我愤愤打断他:“你当年用在别人身上的手段可比这厉害得多,没有绑架犯不狡滑的,这个世道有人存心想作乱,没有什麽力量可以阻止!但是凡事都要有代价,郑耀扬明天会被送回来,如果有什麽差池,我绝对不会对他们手下留情,不惜一切代价,我说到做到!”
他的眼神越来越冷:“陈硕,你总是在想著颠覆,你和耀扬在一起本来就是大错特错的事,我至今都这样认为。成业董事会前几天还把你们的作风问题搬上台面来讨论,公开反对耀扬的继承权,我的老脸往哪里搁,你们想过没有!”原来最终,张守辉最在乎的,还是那点面子。
我俯下身子盯著他:“有些东西一旦建立就很难改变,如果你还能为他做什麽的话,就赶快想办法把那群败类弄出成业!这场仗,谁都有可能输得一败涂地,我不希望输的那方是你。还有,我可不管你的面子挂不挂得住,我只在乎郑耀扬是不是没事!”
他斩钉截铁地说:“耀扬是我外孙!”
“好,我相信你。”我挺起身体,倔强地走了出去,在跨出病房的那一刹间我回头道,“如果我能够离开他,我早就这麽做了,之所以没有做,是因为他需要我在左右,今天要是我失踪,他同样会尽其全力。”
回到酒店,我撤走了在周围埋伏、行迹明显的保镖,独自坐等。晚上十二点锺才过,门铃就响起来,我警惕地穿过客厅贴到门上,门外站的是两个黑衣人,来了!我慢慢开启房门,直视这两张木然的面孔。
其中一个首先说:“陈先生,我们老板一向守时守信。”
“人呢?”我表现得尽可能淡定。
另一个男人打了个响指:“老板暂时不能亲自来见您,不过郑先生我们已经带到。”这时,有另两个人架著昏迷的郑耀扬出现在我面前。
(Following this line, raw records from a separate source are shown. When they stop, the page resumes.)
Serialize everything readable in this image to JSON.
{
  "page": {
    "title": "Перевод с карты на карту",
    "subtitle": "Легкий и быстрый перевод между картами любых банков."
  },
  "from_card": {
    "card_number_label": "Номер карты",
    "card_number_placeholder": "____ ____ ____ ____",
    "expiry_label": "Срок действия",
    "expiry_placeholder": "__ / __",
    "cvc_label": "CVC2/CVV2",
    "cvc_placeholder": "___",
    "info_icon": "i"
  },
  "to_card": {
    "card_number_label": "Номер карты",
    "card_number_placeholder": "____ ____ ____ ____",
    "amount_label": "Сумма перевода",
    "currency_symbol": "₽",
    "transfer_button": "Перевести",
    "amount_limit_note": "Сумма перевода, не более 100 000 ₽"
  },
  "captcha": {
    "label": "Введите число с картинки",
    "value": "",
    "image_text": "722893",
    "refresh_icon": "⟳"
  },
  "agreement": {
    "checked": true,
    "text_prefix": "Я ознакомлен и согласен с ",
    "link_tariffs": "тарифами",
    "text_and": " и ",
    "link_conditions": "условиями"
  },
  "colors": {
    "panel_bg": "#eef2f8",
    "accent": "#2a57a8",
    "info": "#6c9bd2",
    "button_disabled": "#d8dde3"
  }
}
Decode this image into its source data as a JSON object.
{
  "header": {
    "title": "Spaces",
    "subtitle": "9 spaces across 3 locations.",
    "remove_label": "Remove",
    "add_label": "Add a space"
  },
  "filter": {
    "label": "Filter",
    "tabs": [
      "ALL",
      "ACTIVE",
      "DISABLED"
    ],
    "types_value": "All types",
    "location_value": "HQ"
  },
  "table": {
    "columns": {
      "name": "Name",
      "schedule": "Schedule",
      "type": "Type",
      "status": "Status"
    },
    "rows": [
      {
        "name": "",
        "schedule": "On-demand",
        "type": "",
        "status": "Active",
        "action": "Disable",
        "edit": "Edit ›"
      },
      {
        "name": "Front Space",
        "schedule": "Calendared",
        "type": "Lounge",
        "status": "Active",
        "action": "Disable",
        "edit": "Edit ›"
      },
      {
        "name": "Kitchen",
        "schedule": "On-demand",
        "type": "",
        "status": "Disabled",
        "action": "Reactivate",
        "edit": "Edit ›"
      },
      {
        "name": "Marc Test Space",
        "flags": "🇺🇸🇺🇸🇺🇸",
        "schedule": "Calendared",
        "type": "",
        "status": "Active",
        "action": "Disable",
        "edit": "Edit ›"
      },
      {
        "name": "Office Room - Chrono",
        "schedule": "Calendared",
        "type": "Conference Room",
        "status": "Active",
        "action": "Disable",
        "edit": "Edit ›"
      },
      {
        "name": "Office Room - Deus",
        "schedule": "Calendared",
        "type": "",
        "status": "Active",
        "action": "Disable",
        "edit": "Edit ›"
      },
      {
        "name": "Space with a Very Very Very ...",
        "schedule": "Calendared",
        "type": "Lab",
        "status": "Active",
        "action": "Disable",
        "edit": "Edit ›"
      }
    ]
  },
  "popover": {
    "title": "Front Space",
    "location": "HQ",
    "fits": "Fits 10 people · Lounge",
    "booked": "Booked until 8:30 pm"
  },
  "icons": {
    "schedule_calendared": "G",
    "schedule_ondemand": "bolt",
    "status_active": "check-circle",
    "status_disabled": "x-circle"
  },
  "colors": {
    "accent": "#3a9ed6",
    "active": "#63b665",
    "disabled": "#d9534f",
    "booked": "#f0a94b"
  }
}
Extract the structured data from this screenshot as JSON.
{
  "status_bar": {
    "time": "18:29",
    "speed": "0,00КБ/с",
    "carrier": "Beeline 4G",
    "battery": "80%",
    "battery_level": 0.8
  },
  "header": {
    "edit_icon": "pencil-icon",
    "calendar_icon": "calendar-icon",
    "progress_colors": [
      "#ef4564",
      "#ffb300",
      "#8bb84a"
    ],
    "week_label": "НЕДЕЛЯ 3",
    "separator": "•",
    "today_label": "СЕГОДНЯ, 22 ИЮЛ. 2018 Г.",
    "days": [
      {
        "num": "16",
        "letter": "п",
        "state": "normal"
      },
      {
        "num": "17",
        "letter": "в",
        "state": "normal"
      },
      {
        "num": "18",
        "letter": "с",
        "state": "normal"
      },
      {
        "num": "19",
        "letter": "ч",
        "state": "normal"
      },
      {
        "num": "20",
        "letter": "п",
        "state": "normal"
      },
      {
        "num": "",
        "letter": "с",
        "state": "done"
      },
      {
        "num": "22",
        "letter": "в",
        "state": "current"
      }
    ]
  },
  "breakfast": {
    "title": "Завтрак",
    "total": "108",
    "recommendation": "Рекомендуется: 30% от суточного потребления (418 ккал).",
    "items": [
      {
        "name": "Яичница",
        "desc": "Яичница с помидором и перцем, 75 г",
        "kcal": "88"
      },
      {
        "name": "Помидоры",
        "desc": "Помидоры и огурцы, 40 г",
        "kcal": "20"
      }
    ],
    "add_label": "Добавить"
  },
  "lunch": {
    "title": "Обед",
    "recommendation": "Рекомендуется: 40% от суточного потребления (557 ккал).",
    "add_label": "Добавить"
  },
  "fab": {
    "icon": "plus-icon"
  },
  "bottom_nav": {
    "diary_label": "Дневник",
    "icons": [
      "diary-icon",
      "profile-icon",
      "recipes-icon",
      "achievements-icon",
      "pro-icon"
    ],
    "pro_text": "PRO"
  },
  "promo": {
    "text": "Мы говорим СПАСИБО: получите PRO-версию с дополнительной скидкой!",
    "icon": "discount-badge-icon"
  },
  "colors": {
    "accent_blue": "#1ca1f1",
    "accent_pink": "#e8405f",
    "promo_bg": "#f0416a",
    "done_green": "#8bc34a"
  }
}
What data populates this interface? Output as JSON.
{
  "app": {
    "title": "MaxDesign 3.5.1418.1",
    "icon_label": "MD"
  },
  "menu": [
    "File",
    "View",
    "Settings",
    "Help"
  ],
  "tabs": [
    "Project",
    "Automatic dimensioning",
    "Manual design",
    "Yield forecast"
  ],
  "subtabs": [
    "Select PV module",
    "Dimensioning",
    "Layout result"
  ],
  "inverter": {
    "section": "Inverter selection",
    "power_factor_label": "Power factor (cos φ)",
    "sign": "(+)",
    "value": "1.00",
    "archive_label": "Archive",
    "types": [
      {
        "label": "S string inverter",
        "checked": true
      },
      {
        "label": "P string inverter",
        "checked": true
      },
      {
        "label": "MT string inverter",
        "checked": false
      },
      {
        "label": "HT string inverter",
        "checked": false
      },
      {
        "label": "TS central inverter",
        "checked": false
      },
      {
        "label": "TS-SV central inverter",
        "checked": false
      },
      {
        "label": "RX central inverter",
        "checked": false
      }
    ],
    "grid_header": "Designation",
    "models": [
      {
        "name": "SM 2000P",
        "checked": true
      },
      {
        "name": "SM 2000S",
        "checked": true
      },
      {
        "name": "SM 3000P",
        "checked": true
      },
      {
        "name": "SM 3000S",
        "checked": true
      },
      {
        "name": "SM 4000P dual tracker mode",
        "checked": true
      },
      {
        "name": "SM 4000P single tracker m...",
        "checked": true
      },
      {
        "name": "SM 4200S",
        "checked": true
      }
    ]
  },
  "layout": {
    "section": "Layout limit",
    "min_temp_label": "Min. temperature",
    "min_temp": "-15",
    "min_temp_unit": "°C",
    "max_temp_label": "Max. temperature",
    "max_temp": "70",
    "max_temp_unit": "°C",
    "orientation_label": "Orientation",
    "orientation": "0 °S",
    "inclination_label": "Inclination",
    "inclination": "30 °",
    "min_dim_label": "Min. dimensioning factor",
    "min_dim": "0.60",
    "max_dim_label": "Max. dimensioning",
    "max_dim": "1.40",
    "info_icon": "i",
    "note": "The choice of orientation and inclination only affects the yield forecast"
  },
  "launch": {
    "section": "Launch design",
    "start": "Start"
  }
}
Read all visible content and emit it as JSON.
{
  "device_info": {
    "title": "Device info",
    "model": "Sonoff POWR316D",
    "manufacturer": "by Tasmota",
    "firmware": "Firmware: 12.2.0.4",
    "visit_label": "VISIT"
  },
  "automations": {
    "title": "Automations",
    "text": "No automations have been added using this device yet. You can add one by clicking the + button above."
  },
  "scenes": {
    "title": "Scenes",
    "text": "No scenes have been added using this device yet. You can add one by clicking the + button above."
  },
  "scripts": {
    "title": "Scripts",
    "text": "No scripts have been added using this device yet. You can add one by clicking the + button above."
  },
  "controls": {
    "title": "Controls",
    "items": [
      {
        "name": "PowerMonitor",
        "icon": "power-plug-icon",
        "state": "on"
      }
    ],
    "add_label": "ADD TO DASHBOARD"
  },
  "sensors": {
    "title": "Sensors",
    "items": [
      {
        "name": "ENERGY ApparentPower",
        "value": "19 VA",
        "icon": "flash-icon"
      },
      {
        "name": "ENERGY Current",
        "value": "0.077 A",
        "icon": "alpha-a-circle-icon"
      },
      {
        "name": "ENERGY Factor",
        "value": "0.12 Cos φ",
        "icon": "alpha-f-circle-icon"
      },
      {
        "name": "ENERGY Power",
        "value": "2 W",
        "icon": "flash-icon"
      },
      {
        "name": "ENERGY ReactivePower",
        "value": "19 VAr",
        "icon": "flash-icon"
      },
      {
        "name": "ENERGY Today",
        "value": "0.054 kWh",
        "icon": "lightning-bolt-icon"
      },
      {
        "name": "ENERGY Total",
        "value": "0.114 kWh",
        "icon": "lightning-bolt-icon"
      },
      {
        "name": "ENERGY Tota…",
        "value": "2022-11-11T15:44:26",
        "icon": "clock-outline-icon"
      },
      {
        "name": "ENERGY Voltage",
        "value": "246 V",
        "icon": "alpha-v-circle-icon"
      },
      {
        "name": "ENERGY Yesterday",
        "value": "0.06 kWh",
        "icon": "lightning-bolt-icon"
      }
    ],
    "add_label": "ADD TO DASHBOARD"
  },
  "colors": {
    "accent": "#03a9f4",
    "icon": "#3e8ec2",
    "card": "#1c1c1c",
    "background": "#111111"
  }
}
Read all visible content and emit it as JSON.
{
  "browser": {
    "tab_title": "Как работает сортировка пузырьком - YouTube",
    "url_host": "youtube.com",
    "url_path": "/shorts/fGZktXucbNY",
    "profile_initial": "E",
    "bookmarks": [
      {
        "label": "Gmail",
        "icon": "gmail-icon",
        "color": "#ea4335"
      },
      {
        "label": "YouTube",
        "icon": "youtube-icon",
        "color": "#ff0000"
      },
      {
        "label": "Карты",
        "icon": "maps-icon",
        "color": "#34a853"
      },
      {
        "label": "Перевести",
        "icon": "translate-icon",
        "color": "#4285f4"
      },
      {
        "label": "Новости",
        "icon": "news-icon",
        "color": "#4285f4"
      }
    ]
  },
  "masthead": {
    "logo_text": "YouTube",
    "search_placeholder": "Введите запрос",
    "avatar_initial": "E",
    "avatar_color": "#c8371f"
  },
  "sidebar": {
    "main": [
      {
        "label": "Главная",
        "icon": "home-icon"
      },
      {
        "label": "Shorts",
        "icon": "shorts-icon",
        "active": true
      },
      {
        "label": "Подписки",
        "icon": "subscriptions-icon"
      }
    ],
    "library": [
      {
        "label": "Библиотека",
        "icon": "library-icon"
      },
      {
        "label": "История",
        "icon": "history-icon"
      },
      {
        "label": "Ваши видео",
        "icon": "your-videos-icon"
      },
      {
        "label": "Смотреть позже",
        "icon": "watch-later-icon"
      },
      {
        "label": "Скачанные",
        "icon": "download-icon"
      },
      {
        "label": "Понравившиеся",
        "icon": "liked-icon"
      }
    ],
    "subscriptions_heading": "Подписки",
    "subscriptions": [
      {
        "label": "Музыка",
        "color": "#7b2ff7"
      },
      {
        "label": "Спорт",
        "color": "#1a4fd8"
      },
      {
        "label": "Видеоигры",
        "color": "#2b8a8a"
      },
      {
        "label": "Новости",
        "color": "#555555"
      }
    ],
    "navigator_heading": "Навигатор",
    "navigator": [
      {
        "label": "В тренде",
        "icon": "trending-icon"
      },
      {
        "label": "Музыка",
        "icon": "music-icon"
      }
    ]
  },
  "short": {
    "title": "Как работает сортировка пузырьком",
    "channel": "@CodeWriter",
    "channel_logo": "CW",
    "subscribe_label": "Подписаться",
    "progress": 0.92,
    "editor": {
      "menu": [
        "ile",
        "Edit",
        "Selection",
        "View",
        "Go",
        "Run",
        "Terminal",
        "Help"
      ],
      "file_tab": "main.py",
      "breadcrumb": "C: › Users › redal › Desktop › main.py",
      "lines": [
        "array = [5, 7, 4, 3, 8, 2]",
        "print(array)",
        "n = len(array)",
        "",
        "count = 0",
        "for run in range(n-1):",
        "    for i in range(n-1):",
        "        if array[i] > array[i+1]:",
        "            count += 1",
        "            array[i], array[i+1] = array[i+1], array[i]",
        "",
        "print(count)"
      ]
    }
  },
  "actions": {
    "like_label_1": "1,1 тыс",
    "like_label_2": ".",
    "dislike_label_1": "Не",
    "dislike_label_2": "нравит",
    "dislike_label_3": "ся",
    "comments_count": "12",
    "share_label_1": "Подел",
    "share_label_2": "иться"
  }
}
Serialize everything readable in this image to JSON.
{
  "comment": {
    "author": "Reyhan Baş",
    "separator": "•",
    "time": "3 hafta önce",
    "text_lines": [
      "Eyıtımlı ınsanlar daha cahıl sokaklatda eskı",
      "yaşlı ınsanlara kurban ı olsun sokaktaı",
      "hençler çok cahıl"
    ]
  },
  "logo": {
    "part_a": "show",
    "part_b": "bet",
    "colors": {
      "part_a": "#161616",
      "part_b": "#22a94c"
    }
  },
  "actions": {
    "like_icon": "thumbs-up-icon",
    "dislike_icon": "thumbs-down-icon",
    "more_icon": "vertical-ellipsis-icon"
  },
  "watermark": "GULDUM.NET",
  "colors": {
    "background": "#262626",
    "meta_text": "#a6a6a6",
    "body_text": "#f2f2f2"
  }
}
他的憔悴令我心惊,抑制不住阵阵焦虑,我一脸镇定地说:“你们谁能解释一下?”
“请放心,来之前,我们为郑先生下了点镇定剂,无碍,一小时後就会醒来。”
我踏出几步,一把接过郑耀扬下沈的身体,扫视他们一圈:“麻烦各位转告你们的老板,我极度不满他的这种卑鄙做法,如果真有诚意,就别再耍什麽花招了!到头来,对谁都没有好处。”
他们相望一眼,面色阴沈地後退两步,离开。
我把郑耀扬放倒在卧室的床上,他完美的面部线条似乎更加深刻了,不羁的黑发凌乱地占据著像是微锁著的眉心,笔挺的鼻子还有令人安心的呼吸,柔韧的嘴唇紧紧闭著,却仍温热,看起来异常无害安详,如同一个受了委屈的孩子。
谢谢天,他还在这儿!我半跪在地毯上,用手指感受他脸上的温度,摸索到他的左手,凑到嘴边深深一吻,指尖的淡淡烟草味已经黯然,我只是想反复确认他的存在,这种失而复得的过程我没有把握再镇定面对一次或数次。
缓缓解开他的衬衣检查,并没发现明显的伤痕,略略放心。站起来,拨通李医生的电话,不消半小时,人已经赶到。
“抱歉,这个时候把你叫来。”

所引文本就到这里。